Use word of mouth to circumvent info overload
17 March 2008
Use word of mouth to circumvent information overload
Productivity and quality of life are fast becoming the victims of the modern business malaise, overwhelming information flow - but the problem can be controlled by building a word of mouth information network.
National Director of New Zealand’s largest business networking group BNI New Zealand, Graham Southwell, says people who have high quality referral networks should consider filtering those networks in to a handful of people who can become their information network.
“Your information network is a select group of people you can call when you lack the information (or knowledge on trends and new developments) you need to succeed.
“There is no doubt that we need a constant supply of information to achieve success, but the clutter often stifles more productive activities such as networking, family and leisure time.”
Basing his information about interactions with BNI New Zealand’s more than 2,000 small and medium business owners, Graham says RSS feeds, email, seminars, books and PDAs, to name just a few information sources, can gobble up too much precious time.
“As author Timothy Ferriss puts it: ‘BlackBerrys and e-mail aren’t inherently bad.
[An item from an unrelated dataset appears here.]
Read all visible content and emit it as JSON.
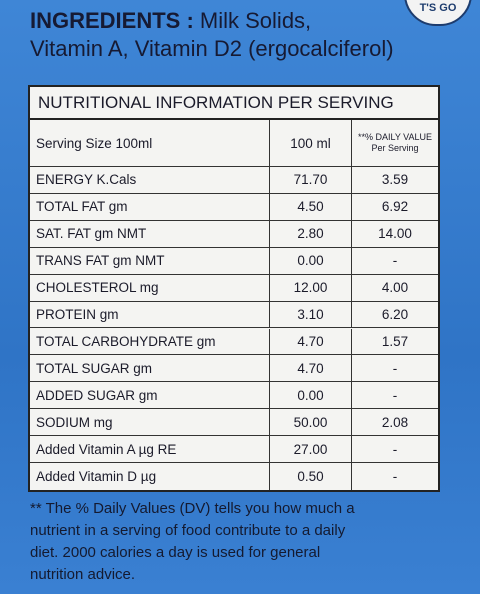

It’s just like medicine: it’s the dose that makes the poison’.”
His advice is to know build a group of trusted people around you who can provide you with the ideas, knowledge and solutions only when you need it.
An information network is made up of:
People who have the same interests and goals as you do;
* People in the same profession, or who were in your profession and may now be retired;
* Members of professional organisations; and
* Your business network.
How to set up the information network:
“Advice is nothing without action,” says Graham. “Write the names of at least three people you know, or know of, in each category. Name as many individuals as possible because more people mean more information, and then take action; go see them and get it started.”
BNI is New Zealand’s biggest structured referral network with 93 chapters from Dunedin to Northland. Each chapter typically consists of between 20 and 40 business owners and sales people, who work to generate referrals – within a structured environment – for each other as part of a team.